AI/ML Glossary

Quick reference for core terminology. Each entry links to a deeper concept page where available.

Attention — Mechanism that lets a model weigh the importance of different parts of input relative to each other. Core of the Transformer architecture.

BCI (Behavior-Conditioned Inference) — Amprealize's RAG implementation for retrieving and injecting procedural behaviors into agent context. See BCI In Practice.

Chain of Thought (CoT) — Prompting technique that asks the model to show its reasoning step by step, improving accuracy on complex tasks. See Prompt Engineering.

Context Window — Maximum number of tokens a model can process in a single call. Ranges from 4K to 200K+ depending on model.

Cosine Similarity — Measure of angle between two vectors. Used to compare embeddings. Range: -1 (opposite) to 1 (identical).

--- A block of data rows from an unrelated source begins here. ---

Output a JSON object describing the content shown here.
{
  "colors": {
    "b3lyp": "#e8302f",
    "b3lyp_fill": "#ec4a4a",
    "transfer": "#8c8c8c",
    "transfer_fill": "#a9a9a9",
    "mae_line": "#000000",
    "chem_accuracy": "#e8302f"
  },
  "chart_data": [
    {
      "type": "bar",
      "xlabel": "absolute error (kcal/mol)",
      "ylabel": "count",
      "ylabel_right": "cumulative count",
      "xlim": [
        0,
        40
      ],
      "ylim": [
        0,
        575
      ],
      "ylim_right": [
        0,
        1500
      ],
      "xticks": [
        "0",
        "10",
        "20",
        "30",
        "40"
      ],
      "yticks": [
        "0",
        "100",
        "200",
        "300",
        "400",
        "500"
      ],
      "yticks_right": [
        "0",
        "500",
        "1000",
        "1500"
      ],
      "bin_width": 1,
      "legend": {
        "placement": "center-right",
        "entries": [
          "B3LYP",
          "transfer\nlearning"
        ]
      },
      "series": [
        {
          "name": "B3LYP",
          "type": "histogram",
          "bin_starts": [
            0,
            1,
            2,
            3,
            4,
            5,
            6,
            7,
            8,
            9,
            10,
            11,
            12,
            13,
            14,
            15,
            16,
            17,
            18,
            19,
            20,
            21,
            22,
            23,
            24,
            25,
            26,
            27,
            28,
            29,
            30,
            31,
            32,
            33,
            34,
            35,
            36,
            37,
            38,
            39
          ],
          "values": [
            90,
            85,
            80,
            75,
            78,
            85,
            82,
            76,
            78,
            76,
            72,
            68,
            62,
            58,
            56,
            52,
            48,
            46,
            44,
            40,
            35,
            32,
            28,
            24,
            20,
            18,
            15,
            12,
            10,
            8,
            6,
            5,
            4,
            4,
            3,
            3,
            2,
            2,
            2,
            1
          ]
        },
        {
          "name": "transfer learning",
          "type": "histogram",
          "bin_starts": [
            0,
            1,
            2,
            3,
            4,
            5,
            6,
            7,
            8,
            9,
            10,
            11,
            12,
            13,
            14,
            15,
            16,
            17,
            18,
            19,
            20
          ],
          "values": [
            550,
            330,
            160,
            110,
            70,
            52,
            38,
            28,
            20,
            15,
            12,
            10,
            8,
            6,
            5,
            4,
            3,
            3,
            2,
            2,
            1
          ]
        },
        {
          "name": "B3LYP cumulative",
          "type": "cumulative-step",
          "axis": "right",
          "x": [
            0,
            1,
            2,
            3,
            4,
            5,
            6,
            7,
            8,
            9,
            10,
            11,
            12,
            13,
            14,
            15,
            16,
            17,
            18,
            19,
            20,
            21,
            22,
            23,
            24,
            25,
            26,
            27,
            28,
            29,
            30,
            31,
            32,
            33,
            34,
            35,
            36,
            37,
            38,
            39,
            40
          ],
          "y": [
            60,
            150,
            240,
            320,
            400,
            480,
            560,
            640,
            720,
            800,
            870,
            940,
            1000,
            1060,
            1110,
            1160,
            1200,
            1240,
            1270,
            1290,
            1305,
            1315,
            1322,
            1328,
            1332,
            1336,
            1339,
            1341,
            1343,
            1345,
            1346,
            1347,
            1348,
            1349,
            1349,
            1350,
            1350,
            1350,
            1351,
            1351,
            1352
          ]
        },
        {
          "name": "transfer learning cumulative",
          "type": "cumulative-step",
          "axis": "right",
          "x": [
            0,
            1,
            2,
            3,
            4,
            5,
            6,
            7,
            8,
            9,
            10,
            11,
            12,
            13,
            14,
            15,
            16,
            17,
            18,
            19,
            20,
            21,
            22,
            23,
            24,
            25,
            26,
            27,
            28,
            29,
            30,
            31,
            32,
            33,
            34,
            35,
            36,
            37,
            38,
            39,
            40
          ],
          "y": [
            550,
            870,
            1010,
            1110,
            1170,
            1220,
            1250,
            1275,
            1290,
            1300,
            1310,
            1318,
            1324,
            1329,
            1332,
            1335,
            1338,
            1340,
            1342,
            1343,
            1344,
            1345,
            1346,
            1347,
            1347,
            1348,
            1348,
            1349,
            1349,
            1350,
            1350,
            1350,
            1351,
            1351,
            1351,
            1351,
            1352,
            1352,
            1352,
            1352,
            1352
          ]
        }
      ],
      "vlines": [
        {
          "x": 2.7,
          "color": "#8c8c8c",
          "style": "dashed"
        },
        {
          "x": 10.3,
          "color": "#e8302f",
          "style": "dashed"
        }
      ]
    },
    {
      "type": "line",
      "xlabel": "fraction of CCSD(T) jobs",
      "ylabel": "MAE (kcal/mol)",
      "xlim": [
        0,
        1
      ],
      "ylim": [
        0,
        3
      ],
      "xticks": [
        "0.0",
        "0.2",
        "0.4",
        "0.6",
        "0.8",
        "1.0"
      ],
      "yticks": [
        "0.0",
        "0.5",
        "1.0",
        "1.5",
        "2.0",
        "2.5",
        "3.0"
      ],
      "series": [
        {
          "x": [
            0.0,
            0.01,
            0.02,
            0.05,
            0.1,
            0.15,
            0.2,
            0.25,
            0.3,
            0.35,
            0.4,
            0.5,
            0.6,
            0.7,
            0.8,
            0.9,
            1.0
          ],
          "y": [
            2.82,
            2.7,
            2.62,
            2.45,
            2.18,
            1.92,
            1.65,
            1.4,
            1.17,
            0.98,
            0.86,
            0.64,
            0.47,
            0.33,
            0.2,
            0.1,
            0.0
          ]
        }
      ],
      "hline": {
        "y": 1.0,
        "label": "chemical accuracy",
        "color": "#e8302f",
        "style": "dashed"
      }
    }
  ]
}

Embedding — Dense vector representation of text that captures semantic meaning. See Embeddings.

FAISS — Facebook AI Similarity Search. Library for efficient nearest-neighbor search over vectors. See FAISS.

Few-Shot — Providing examples in the prompt to guide model behavior. Zero-shot = no examples, one-shot = one example.

Fine-Tuning — Continuing to train a pre-trained model on domain-specific data. Expensive but bakes knowledge into weights.

Hallucination — When a model generates confident but factually incorrect content. Caused by autoregressive generation without knowledge grounding.

Hybrid Retrieval — Combining semantic (vector) search with keyword (BM25/TF-IDF) search. See Hybrid Retrieval.

Inference — Running a trained model to produce output. See Inference & Generation.

LLM (Large Language Model) — Neural network with billions of parameters trained on text to predict next tokens. GPT-4, Claude, Llama are LLMs.

MCP (Model Context Protocol) — Standard for tools and resources that LLMs can access. Amprealize exposes its functionality as MCP tools.

Multi-Agent — System where multiple specialized AI agents collaborate on tasks. See Multi-Agent Orchestration.

RAG (Retrieval-Augmented Generation) — Pattern of retrieving relevant context before generating to improve accuracy. See RAG.

Temperature — Parameter controlling randomness in generation. 0 = deterministic, 1 = sample from distribution. See Inference.

Token — Basic unit of text that LLMs process. ~4 characters or ¾ of a word. See Tokenization.

Top-p (Nucleus Sampling) — Sampling strategy that considers tokens until cumulative probability exceeds p. See Inference.

Transformer — Neural network architecture based on self-attention. Foundation of all modern LLMs. See Transformers.

Vector Database — Storage system optimized for similarity search over embedding vectors. See FAISS.

Bitter Lesson — Richard Sutton's 2019 observation that general methods leveraging computation consistently outperform approaches leveraging hand-crafted human knowledge. Implies that search and learning are the only strategies that scale indefinitely. See The Bitter Lesson & Search at Scale.

Context Fragment — A discrete unit of information explicitly loaded into an agent's context window by the harness. Each fragment represents a deliberate design decision about what the model needs to see. See Agent Harnesses & Context Fragments.

Experiential Memory — Agent memory accumulated over interactions, analogous to human episodic memory. Includes both raw traces and distilled higher-level patterns derived from those traces. See Experiential Memory for AI Agents.

Harness — The orchestration layer that wraps an LLM: populating the context window, routing outputs, managing state between calls, and enforcing boundaries. Frameworks like LangChain and Anthropic's Agent SDK are harness implementations. See Agent Harnesses & Context Fragments.

Memory Distillation — The process of converting raw agent experience traces into compact, generalizable, retrievable higher-level primitives. Analogous to how humans consolidate episodic memories into general knowledge. See Experiential Memory for AI Agents.